Die Verleihung der Körperschaftsrechte muss beantragt werden, Antragstellerin muss eine Religionsgemeinschaft sein. Um als Religionsgemeinschaft anerkannt zu werden, muss die Antragstellerin bestimmte Voraussetzungen erfüllen. Der Begriff der Religionsgemeinschaft wird meist wie folgt definiert: „Unter Religionsgemeinschaft ist ein Verband zu verstehen, der die Angehörigen ein und desselben Glaubensbekenntnisses oder mehrerer verwandter Glaubensbekenntnisse zur allseitigen Erfüllung der durch das gemeinsame Bekenntnis gestellten Aufgaben zusammenfasst“ (BVerwGE 123, 49, 54). Für die Qualifizierung einer Religionsgemeinschaft reicht nicht allein die Behauptung und das Selbstverständnis, eine Gemeinschaft bekenne sich zu einer Religion und sei eine Religionsgemeinschaft, vielmehr muss es sich auch tatsächlich, nach geistigem Gehalt und äußerem Erscheinungsbild, um eine Religion und Religionsgemeinschaft handeln (BVerfGE 83, 341, 353). Die Verfassung verlangt zudem ausdrücklich, dass die betreffende Religionsgemeinschaft "durch ihre Verfassung und die Zahl ihrer Mitglieder die Gewähr der Dauer bieten", d.h., ihre Verfassung und die Zahl ihrer Mitglieder müssen darauf schließen lassen, dass die Religionsgemeinschaft auch in Zukunft dauerhaft bestehen wird. 

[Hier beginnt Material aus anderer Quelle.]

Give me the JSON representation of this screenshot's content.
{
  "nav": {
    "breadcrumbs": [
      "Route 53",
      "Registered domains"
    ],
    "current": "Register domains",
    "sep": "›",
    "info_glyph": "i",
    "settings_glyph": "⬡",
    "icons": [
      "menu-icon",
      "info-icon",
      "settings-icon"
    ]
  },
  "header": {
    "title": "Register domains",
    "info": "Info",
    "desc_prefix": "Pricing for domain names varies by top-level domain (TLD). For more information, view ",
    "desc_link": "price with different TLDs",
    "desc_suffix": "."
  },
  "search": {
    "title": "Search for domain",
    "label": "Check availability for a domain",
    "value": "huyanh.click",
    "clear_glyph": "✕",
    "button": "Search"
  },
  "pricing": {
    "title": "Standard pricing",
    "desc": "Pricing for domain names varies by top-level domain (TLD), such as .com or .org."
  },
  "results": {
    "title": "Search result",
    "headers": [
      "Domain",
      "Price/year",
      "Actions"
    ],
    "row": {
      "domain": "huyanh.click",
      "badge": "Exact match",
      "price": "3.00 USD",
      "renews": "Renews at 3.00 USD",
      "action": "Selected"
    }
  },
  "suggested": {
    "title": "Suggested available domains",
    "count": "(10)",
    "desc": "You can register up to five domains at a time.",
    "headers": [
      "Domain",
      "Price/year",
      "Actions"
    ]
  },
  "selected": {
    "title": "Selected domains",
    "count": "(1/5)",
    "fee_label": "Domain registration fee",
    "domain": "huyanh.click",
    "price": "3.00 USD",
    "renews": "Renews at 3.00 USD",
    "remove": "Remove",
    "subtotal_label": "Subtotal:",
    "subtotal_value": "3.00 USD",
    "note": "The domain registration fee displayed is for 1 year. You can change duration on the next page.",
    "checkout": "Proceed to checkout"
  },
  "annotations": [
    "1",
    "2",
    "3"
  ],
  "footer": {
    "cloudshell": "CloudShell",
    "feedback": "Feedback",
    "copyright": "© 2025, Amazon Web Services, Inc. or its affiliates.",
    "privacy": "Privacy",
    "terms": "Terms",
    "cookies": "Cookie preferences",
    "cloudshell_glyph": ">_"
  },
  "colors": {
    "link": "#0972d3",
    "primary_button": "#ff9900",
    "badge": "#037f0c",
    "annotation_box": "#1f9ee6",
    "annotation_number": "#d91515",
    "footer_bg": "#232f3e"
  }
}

Das Bundesverfassungsgericht verlangt in seiner Rechtsprechung außerdem die Rechtstreue der Religionsgemeinschaft (BVerfGE 102, 370 ff.; 139, 321, 351 f. Rn. 94 f.). Danach muss die Religionsgemeinschaft, die Körperschaft des öffentlichen Rechts werden will, die Gewähr dafür bieten, dass sie die ihr übertragene Hoheitsgewalt in Einklang mit den verfassungsrechtlichen und sonstigen gesetzlichen Bindungen ausüben wird. Sie muss die Gewähr dafür bieten, dass ihr künftiges Verhalten die in Art. 79 Abs. 3 GG umschriebenen fundamentalen Verfassungsprinzipien nicht gefährdet. Ebenso darf sie nicht die Grundrechte Dritter sowie die Grundprinzipien des freiheitlichen Religions- und Staatskirchenrechts des Grundgesetzes einschränken.

Als rechtliche Grundlage der Anerkennungsverfahren dient den Ländern ein gemeinsamer "Leitfaden für die Verleihung der Körperschaftsrechte an Religions- und Weltanschauungsgemeinschaften", der am 16. Februar 2017 verabschiedet wurde. Darin werden die für eine Anerkennung als Körperschaft des öffentlichen Rechts zu erfüllenden Voraussetzungen ausführlich dargelegt.

Wenn die genannten Voraussetzungen erfüllt sind, besteht ein verfassungsrechtlicher Anspruch auf Verleihung des Status einer Körperschaft des öffentlichen Rechts an die Religions- oder Weltanschauungsgemeinschaft (BVerfGE 139, 321, 348 f. Rn. 88). Schließen sich mehrere derartige öffentlich-rechtliche Religionsgemeinschaften zu einem Verband zusammen, ist auch dieser Verband eine öffentlich-rechtliche Körperschaft (Art. 140 GG i.V.m. Art. 137 Abs. 5 Satz 3 WRV).

So sind etwa im Bereich der Katholischen Kirche die einzelnen Bistümer und der Verband der Diözesen Deutschlands als Körperschaften des öffentlichen Rechts anerkannt. Gleiches gilt im Bereich der Evangelischen Kirche für die jeweiligen Landeskirchen und auch für einzelne Kirchengemeinden und die aus ihnen gebildeten Verbände.